The horror can mostly be found in its atmosphere, this palpable sense of dread, knowing that this can take a horrific turn at any moment. A sudden otherworldly turn will creep you out. Saint Maud is like a horror film penned by Paul Schrader, especially with its themes of loneliness and religious devotion. Maud represents the dangerous loner type, made famous by Travis Bickle — though she’s actually closer to Paul Schrader’s latest loner character, Rev. Toller from First Reformed.
The tension keeps increasing as the film progresses and Maud loses herself more and more in her religious obsessions. As has been seen countless times with religious fanatics, no matter how well-intentioned, or even how good people are, they are capable of the most horrific things when they do it in the name of God. Even though Maud is mostly likable, you can’t help the feeling that she is capable, due to her religious fanaticism, of monstrous things.
A Theological Thinkpiece
If you happen to be a Christian, Saint Maud‘s content might deliver some food for thought.

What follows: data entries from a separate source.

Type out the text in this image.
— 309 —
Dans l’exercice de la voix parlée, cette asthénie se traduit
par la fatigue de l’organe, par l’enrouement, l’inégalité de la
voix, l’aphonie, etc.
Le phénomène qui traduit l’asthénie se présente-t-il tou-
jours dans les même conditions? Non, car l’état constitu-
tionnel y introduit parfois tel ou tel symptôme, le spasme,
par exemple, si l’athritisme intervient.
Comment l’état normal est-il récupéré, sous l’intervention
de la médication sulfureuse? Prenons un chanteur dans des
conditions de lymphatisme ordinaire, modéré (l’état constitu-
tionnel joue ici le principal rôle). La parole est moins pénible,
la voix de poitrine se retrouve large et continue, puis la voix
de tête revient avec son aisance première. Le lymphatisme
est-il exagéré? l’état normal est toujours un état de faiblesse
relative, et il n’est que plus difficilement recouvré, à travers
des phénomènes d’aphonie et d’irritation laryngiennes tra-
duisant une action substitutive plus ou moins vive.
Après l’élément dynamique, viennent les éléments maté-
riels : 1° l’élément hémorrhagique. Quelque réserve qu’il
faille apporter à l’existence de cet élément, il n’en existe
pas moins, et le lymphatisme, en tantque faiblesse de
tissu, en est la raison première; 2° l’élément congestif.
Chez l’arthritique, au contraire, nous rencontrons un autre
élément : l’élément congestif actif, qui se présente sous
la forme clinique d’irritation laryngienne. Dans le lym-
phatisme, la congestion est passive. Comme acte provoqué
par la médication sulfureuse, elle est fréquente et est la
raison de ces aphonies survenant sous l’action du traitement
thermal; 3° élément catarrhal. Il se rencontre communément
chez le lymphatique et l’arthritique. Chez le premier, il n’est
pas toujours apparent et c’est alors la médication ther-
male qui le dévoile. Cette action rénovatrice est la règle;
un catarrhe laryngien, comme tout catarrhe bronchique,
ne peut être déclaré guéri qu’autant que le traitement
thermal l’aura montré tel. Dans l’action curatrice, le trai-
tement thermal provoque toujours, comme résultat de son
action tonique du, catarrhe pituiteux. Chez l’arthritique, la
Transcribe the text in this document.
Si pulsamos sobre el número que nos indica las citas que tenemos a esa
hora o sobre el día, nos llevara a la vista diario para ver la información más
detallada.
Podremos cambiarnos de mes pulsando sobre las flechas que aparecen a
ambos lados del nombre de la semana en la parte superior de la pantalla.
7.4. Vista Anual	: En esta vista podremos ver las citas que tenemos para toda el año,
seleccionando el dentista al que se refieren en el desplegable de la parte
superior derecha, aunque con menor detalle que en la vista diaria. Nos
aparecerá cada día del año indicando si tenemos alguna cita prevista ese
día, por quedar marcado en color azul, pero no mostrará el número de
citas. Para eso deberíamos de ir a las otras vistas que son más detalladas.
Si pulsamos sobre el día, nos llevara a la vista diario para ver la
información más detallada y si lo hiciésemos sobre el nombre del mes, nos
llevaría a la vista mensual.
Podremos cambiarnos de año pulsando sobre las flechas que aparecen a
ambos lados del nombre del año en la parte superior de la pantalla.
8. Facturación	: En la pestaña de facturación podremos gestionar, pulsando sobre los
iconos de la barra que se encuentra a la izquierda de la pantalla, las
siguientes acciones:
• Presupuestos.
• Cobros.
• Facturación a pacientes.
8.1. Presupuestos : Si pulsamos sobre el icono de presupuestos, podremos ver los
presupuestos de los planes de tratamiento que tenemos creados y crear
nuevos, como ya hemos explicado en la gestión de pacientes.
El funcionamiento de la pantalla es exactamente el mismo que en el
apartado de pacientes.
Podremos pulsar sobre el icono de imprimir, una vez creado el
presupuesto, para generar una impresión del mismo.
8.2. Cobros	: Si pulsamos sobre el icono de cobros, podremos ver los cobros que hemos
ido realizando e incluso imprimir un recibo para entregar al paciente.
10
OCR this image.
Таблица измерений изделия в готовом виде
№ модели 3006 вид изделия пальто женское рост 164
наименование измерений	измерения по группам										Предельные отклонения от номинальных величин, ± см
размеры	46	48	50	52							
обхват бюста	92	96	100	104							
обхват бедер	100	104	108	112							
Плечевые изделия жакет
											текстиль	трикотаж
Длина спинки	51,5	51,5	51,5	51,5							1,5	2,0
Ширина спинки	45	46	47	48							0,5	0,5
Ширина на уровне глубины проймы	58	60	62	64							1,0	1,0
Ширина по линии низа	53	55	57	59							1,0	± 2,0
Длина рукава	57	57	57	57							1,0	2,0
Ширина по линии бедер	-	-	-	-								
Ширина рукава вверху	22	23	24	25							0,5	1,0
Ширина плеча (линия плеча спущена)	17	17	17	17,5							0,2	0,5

The script raises a few noted theological issues many believers struggle with: the problem of a silent God, and the hubris of people thinking they can understand God’s will — and how it often seems to pertain to their need for purpose in life.
If you want to be proselytized to, however, this is the wrong film. Like a great Bergman film, the film can be confrontational, as it muses about the problems of blind faith. But to me, that makes a great film. A great religiously-themed film doesn’t try to convert people, it just tells their stories.
A Psychological Horror Masterpiece
Saint Maud is an astonishing feature film debut from Rose Glass. On every level, the shot composition, the directing of actors (Clark’s wholly committed performance is absolutely legendary), to the lightening and use of music, the film brims with the confidence of an experienced director. Do realize this is not a commercial spookfest a la James Wan’s Insidious. It’s a character study; it demands you to sit back and pay attention.
With its lean 84 minute runtime, Saint Maud doesn’t waste a minute. There is no excessive exposition. We get to know enough about Maud while giving us enough room to make up our own conclusions about her.
However, considering its plot, a film like this hinges on its climax. And it’s at a certain point, close to its final running time, that you’ll realize this film was worth your time. As a character-study and thinkpiece, the film works splendidly. But it’s in those tense final fifteen minutes, right until the harrowing final shot, that the film becomes a psychological horror masterpiece.
It’s that final moment of the film, the sudden, brutal reality that encapsulates Maud’s journey. It will leave you speechless. Just like that, you are pitched into the void of the end credits, pondering what you’ve just seen, but knowing that this is something you won’t ever forget.